In its rooms you can go on a journey through time, to medieval Sardinia with its fortresses, wars, treaties, intrigues and stories halfway between fantasy and reality that have survived to this day, with special focus on the events of the four Sardinian judicates of Calaris, Arborea, Torres and Gallura. The Museum of Sardinian Castles is located in the heart of Burgos, in the rooms of a late 19th-century manor house, which belonged to a family of local landowners. The building, which has been refurbished and renovated, has three floors. The museum itinerary is structured into various thematic spaces. One part contains temporary exhibitions on the subject of castles, another displays thematic maps that indicate the coastal towers of the Spanish era and the strategic defence points on the Island, constantly subjected to attacks due to its geographical position, in the centre of the Mediterranean trade and military routes.

There is also an area of the museum entirely dedicated to the reconstruction of rural life. You can deepen your knowledge of the work instruments from the past and of the tools of different shapes that illustrate man’s work and toil.
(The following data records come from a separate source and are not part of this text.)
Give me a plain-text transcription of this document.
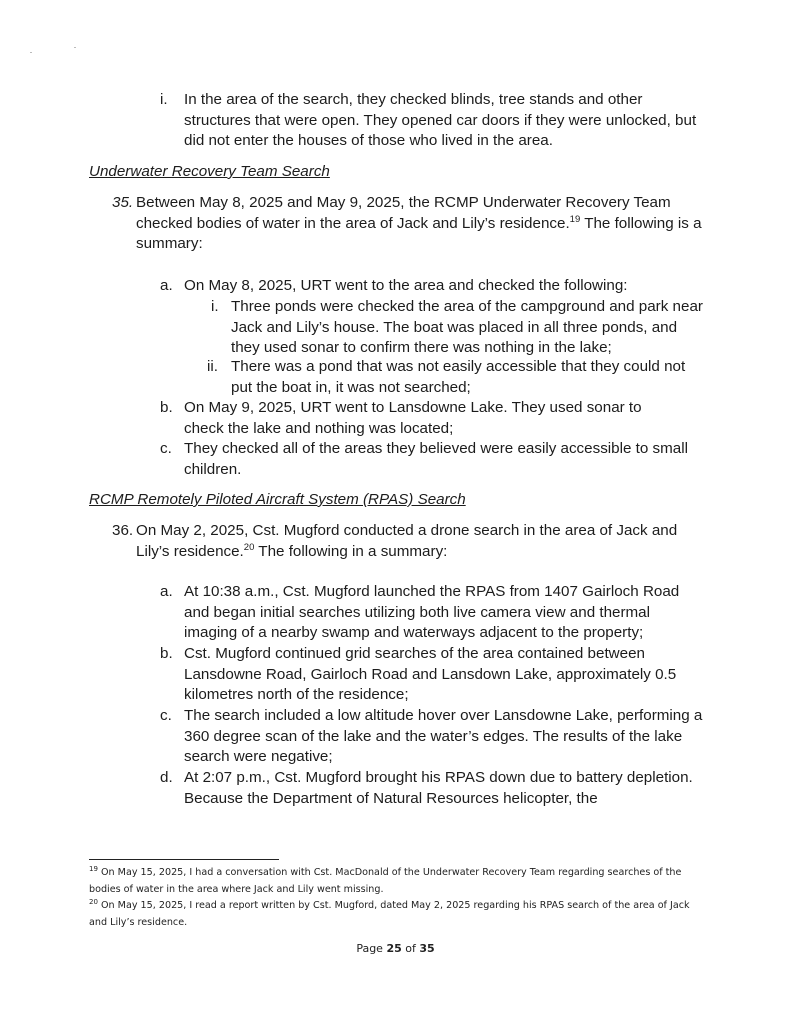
i. In the area of the search, they checked blinds, tree stands and other structures that were open. They opened car doors if they were unlocked, but did not enter the houses of those who lived in the area.
Underwater Recovery Team Search
35. Between May 8, 2025 and May 9, 2025, the RCMP Underwater Recovery Team checked bodies of water in the area of Jack and Lily’s residence.$^{19}$ The following is a summary:
a. On May 8, 2025, URT went to the area and checked the following:
i. Three ponds were checked the area of the campground and park near Jack and Lily’s house. The boat was placed in all three ponds, and they used sonar to confirm there was nothing in the lake;
ii. There was a pond that was not easily accessible that they could not put the boat in, it was not searched;
b. On May 9, 2025, URT went to Lansdowne Lake. They used sonar to check the lake and nothing was located;
c. They checked all of the areas they believed were easily accessible to small children.
RCMP Remotely Piloted Aircraft System (RPAS) Search
36. On May 2, 2025, Cst. Mugford conducted a drone search in the area of Jack and Lily’s residence.$^{20}$ The following in a summary:
a. At 10:38 a.m., Cst. Mugford launched the RPAS from 1407 Gairloch Road and began initial searches utilizing both live camera view and thermal imaging of a nearby swamp and waterways adjacent to the property;
b. Cst. Mugford continued grid searches of the area contained between Lansdowne Road, Gairloch Road and Lansdown Lake, approximately 0.5 kilometres north of the residence;
c. The search included a low altitude hover over Lansdowne Lake, performing a 360 degree scan of the lake and the water’s edges. The results of the lake search were negative;
d. At 2:07 p.m., Cst. Mugford brought his RPAS down due to battery depletion. Because the Department of Natural Resources helicopter, the
$^{19}$ On May 15, 2025, I had a conversation with Cst. MacDonald of the Underwater Recovery Team regarding searches of the bodies of water in the area where Jack and Lily went missing.
$^{20}$ On May 15, 2025, I read a report written by Cst. Mugford, dated May 2, 2025 regarding his RPAS search of the area of Jack and Lily’s residence.
Page 25 of 35
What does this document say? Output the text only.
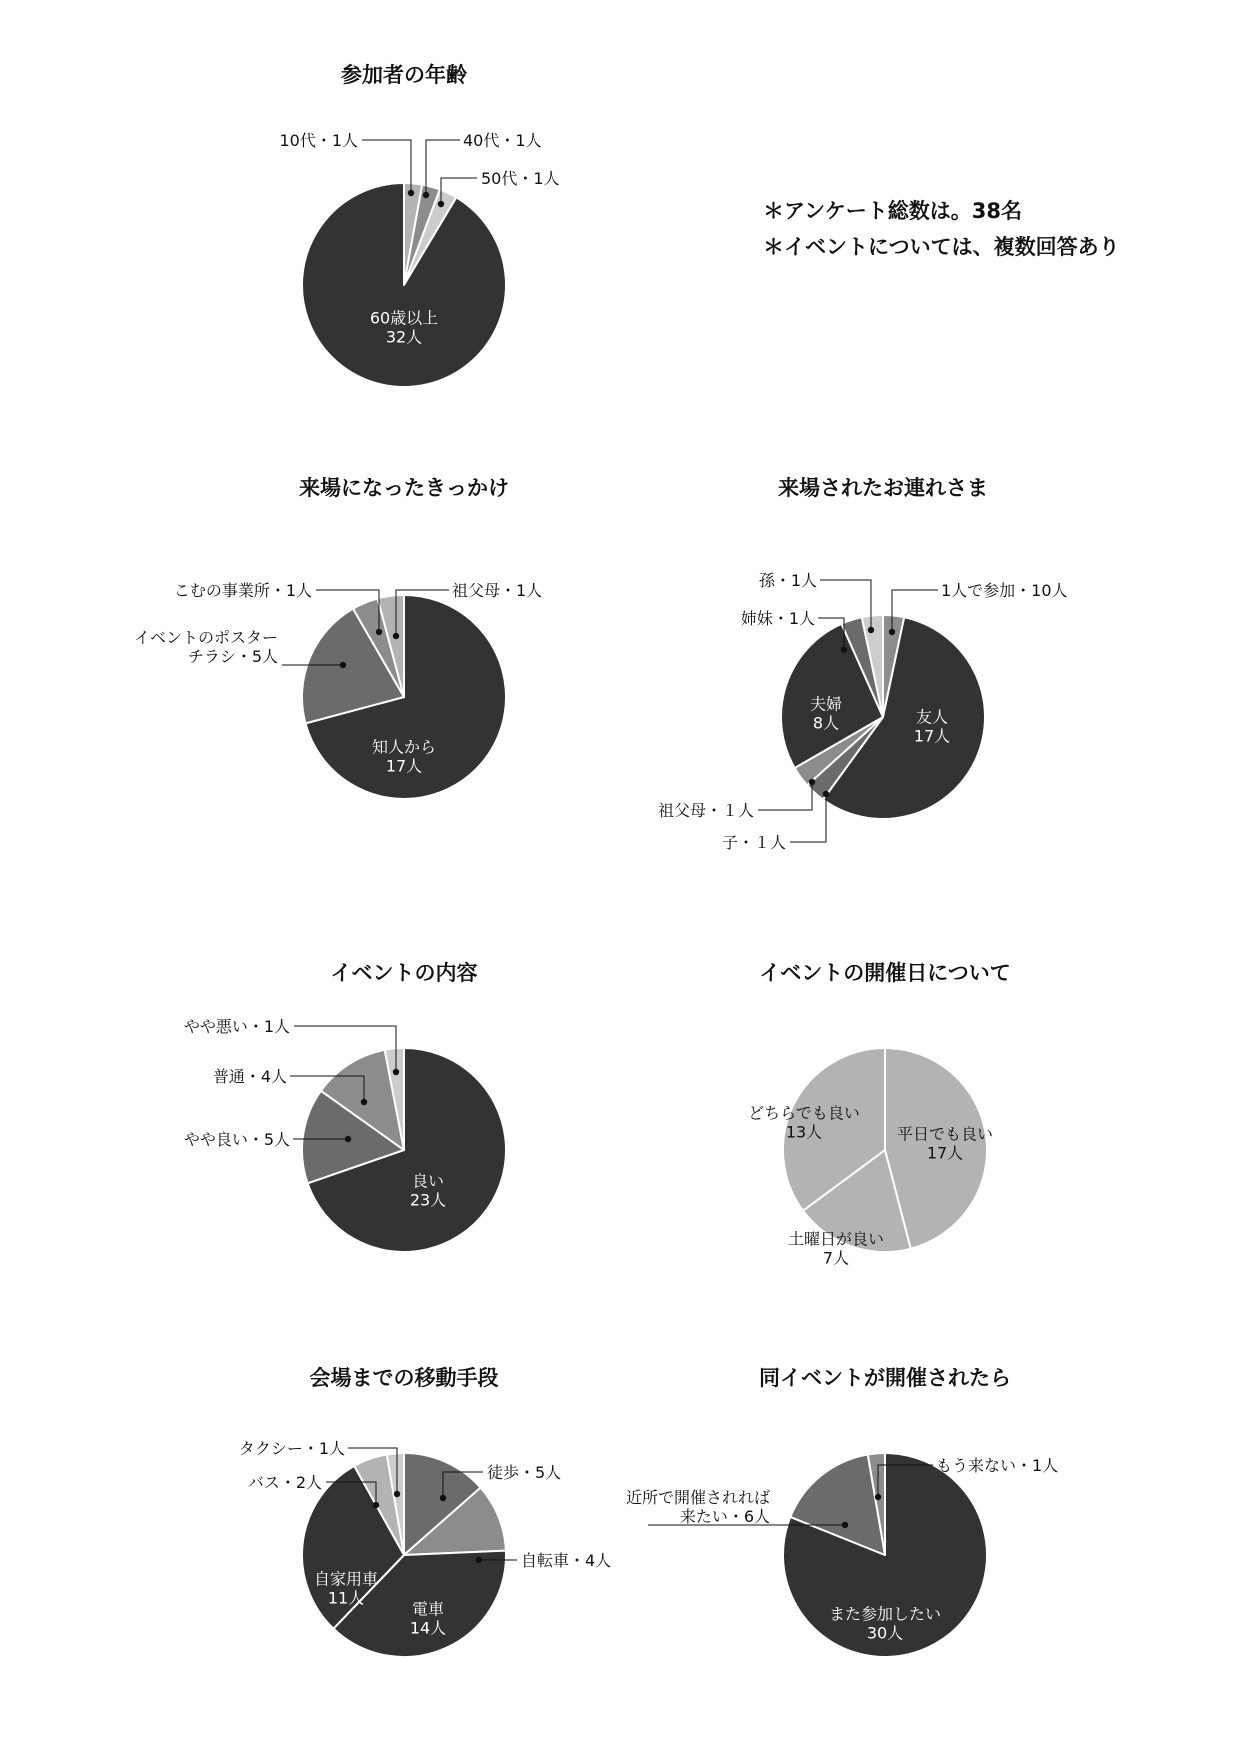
＊アンケート総数は。38名
＊イベントについては、複数回答あり
参加者の年齢
10代・1人	40代・1人
50代・1人
60歳以上 32人
来場になったきっかけ
知人から 17人
イベントのポスターチラシ・5人
こむの事業所・1人	祖父母・1人
来場されたお連れさま
1人で参加・10人
友人 17人
子・１人
祖父母・１人
夫婦 8人
姉妹・1人
孫・1人
イベントの内容
良い 23人
やや良い・5人
普通・4人
やや悪い・1人
イベントの開催日について
平日でも良い 17人
土曜日が良い 7人
どちらでも良い 13人
会場までの移動手段
徒歩・5人
自転車・4人
電車 14人
自家用車 11人
バス・2人
タクシー・1人
同イベントが開催されたら
また参加したい 30人
近所で開催されれば来たい・6人
もう来ない・1人
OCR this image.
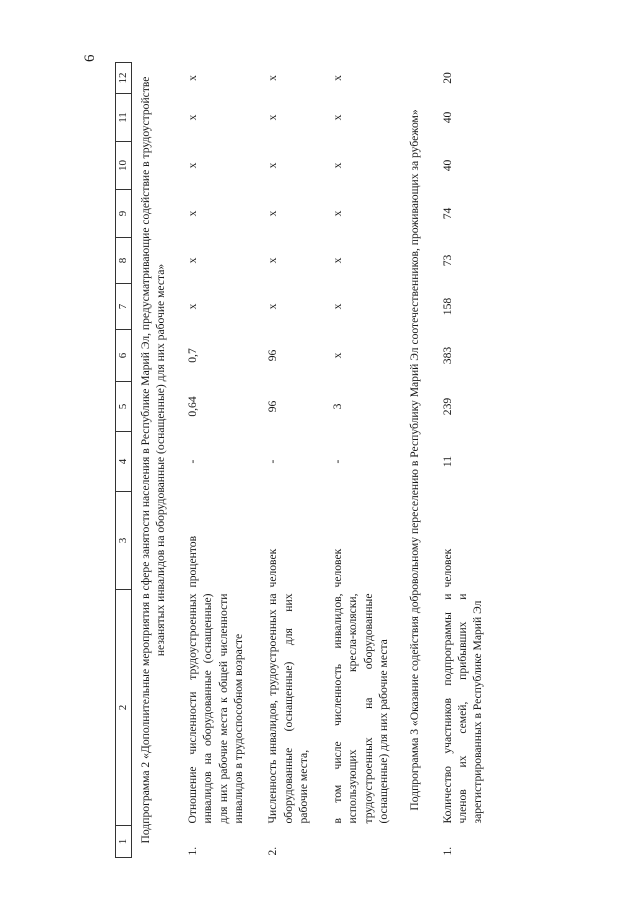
6
1	2	3	4	5	6	7	8	9	10	11	12
Подпрограмма 2 «Дополнительные мероприятия в сфере занятости населения в Республике Марий Эл, предусматривающие содействие в трудоустройстве незанятых инвалидов на оборудованные (оснащенные) для них рабочие места»											
1.	Отношение численности трудоустроенных инвалидов на оборудованные (оснащенные) для них рабочие места к общей численности инвалидов в трудоспособном возрасте	процентов	-	0,64	0,7	x	x	x	x	x	x
2.	Численность инвалидов, трудоустроенных на оборудованные (оснащенные) для них рабочие места,	человек	-	96	96	x	x	x	x	x	x
	в том числе численность инвалидов, использующих кресла-коляски, трудоустроенных на оборудованные (оснащенные) для них рабочие места	человек	-	3	x	x	x	x	x	x	x
Подпрограмма 3 «Оказание содействия добровольному переселению в Республику Марий Эл соотечественников, проживающих за рубежом»											
1.	Количество участников подпрограммы и членов их семей, прибывших и зарегистрированных в Республике Марий Эл	человек	11	239	383	158	73	74	40	40	20
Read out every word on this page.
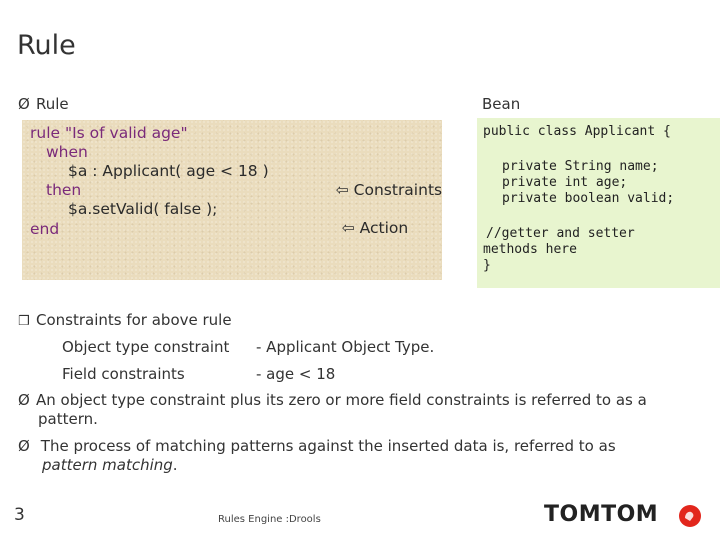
Rule
Ø Rule	Bean
rule "Is of valid age"
when
$a : Applicant( age < 18 )
then
$a.setValid( false );
end

⇦ Constraints

⇦ Action

public class Applicant {
private String name;
private int age;
private boolean valid;
//getter and setter
methods here
}
❒ Constraints for above rule
Object type constraint - Applicant Object Type.
Field constraints	- age < 18
Ø An object type constraint plus its zero or more field constraints is referred to as a
pattern.
Ø The process of matching patterns against the inserted data is, referred to as
pattern matching.
3	Rules Engine :Drools	TOMTOM
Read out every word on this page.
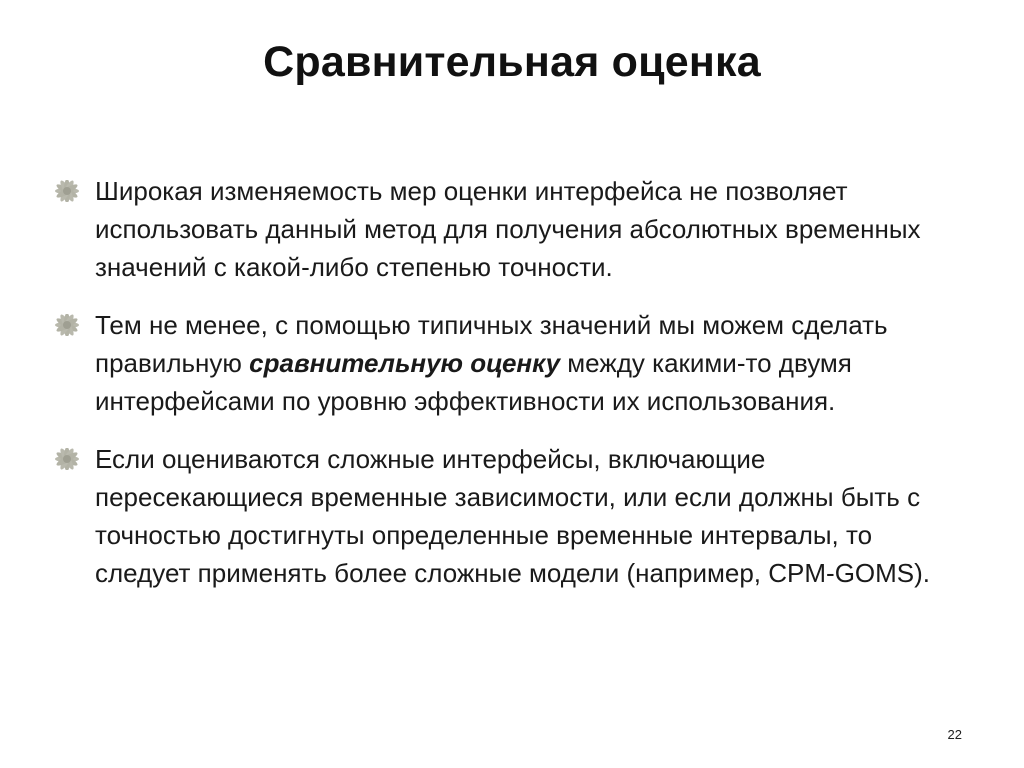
Сравнительная оценка
Широкая изменяемость мер оценки интерфейса не позволяет использовать данный метод для получения абсолютных временных значений с какой-либо степенью точности.
Тем не менее, с помощью типичных значений мы можем сделать правильную сравнительную оценку между какими-то двумя интерфейсами по уровню эффективности их использования.
Если оцениваются сложные интерфейсы, включающие пересекающиеся временные зависимости, или если должны быть с точностью достигнуты определенные временные интервалы, то следует применять более сложные модели (например, CPM-GOMS).
22
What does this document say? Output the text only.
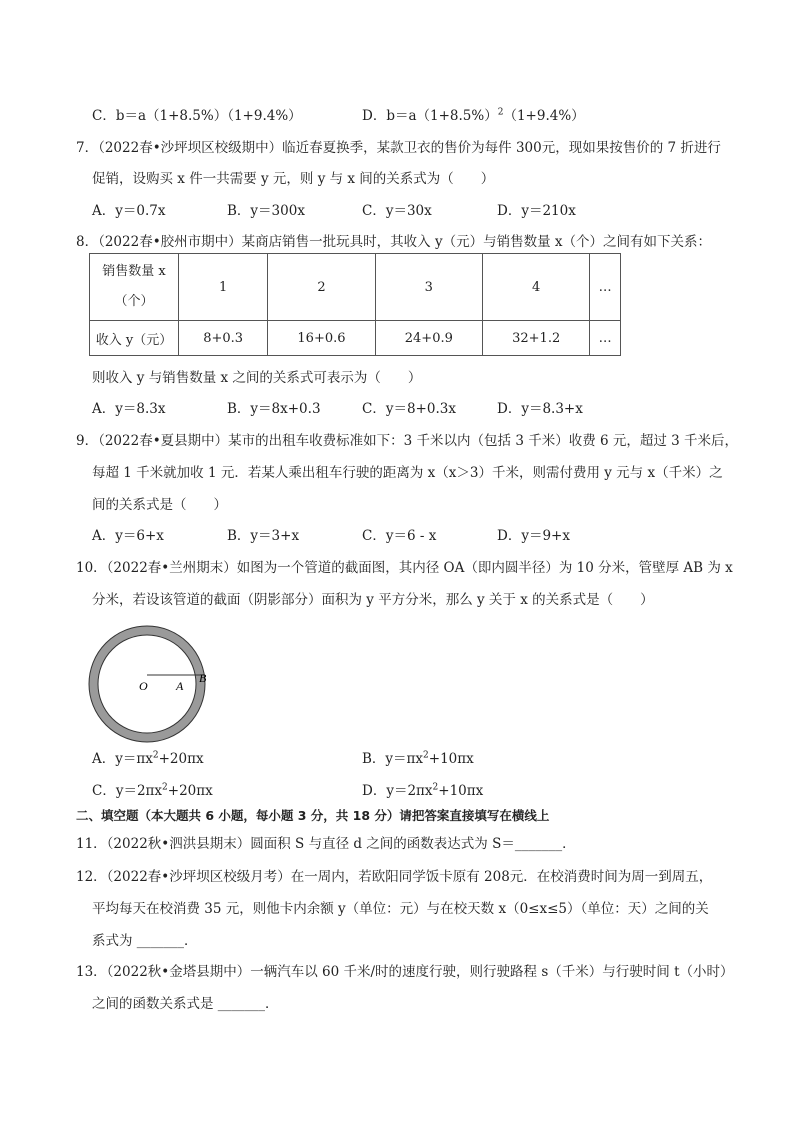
C．b＝a（1+8.5%）（1+9.4%）	D．$b=a(1+8.5\%)^2(1+9.4\%)$
7．（2022春•沙坪坝区校级期中）临近春夏换季，某款卫衣的售价为每件 300元，现如果按售价的 7 折进行
促销，设购买 x 件一共需要 y 元，则 y 与 x 间的关系式为（　　）
A．y＝0.7x	B．y＝300x	C．y＝30x	D．y＝210x
8．（2022春•胶州市期中）某商店销售一批玩具时，其收入 y（元）与销售数量 x（个）之间有如下关系：
销售数量 x
（个）	1	2	3	4	…
收入 y（元）	8+0.3	16+0.6	24+0.9	32+1.2	…
则收入 y 与销售数量 x 之间的关系式可表示为（　　）
A．y＝8.3x	B．y＝8x+0.3	C．y＝8+0.3x	D．y＝8.3+x
9．（2022春•夏县期中）某市的出租车收费标准如下：3 千米以内（包括 3 千米）收费 6 元，超过 3 千米后，
每超 1 千米就加收 1 元．若某人乘出租车行驶的距离为 x（x＞3）千米，则需付费用 y 元与 x（千米）之
间的关系式是（　　）
A．y＝6+x	B．y＝3+x	C．y＝6 - x	D．y＝9+x
10．（2022春•兰州期末）如图为一个管道的截面图，其内径 OA（即内圆半径）为 10 分米，管壁厚 AB 为 x
分米，若设该管道的截面（阴影部分）面积为 y 平方分米，那么 y 关于 x 的关系式是（　　）
O A
B
A．$y=\pi x^2+20\pi x$	B．$y=\pi x^2+10\pi x$
C．$y=2\pi x^2+20\pi x$	D．$y=2\pi x^2+10\pi x$
二、填空题（本大题共 6 小题，每小题 3 分，共 18 分）请把答案直接填写在横线上
11．（2022秋•泗洪县期末）圆面积 S 与直径 d 之间的函数表达式为 S＝_______．
12．（2022春•沙坪坝区校级月考）在一周内，若欧阳同学饭卡原有 208元．在校消费时间为周一到周五，
平均每天在校消费 35 元，则他卡内余额 y（单位：元）与在校天数 x（0≤x≤5）（单位：天）之间的关
系式为 _______．
13．（2022秋•金塔县期中）一辆汽车以 60 千米/时的速度行驶，则行驶路程 s（千米）与行驶时间 t（小时）
之间的函数关系式是 _______．
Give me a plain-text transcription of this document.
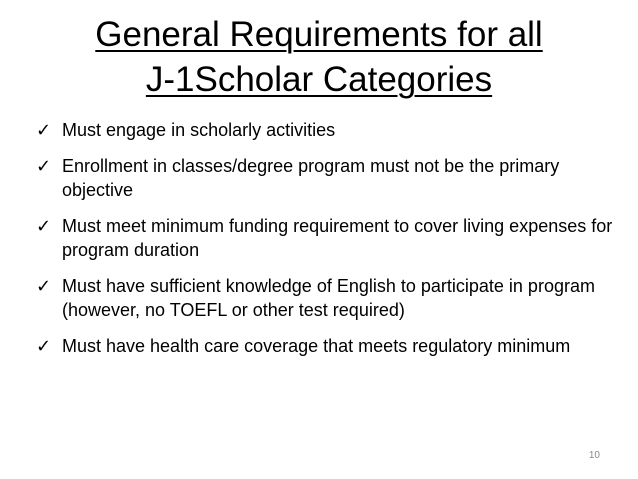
General Requirements for all
J-1Scholar Categories
✓ Must engage in scholarly activities
✓ Enrollment in classes/degree program must not be the primary objective
✓ Must meet minimum funding requirement to cover living expenses for program duration
✓ Must have sufficient knowledge of English to participate in program (however, no TOEFL or other test required)
✓ Must have health care coverage that meets regulatory minimum
10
In an area of the museum, there is an exhibition of old and recent photos on the subject of castles. The itinerary ends with a multimedia room that allows you to enjoy a historical reading of the approximately one hundred castles of Sardinia.

Walking a few hundred metres to the east, along a cobbled path, you will reach the Castle of Burgos, also known as the castle of Goceano. It stands in an isolated position on the top of a rocky massif, a position that helped make it practically unassailable. You can still see the fortress’s triple surrounding wall, the perimeter walls and the large tower, over fifteen metres high.

After the visit, it’s worth taking a walk around the narrow streets of the village, observing brick houses with gabled roofs and losing yourself in the medieval-looking alleys of the historic centre. A good way to relive the medieval atmosphere of Burgos is to participate in Prendas de Adelasia, a festival that takes place in December.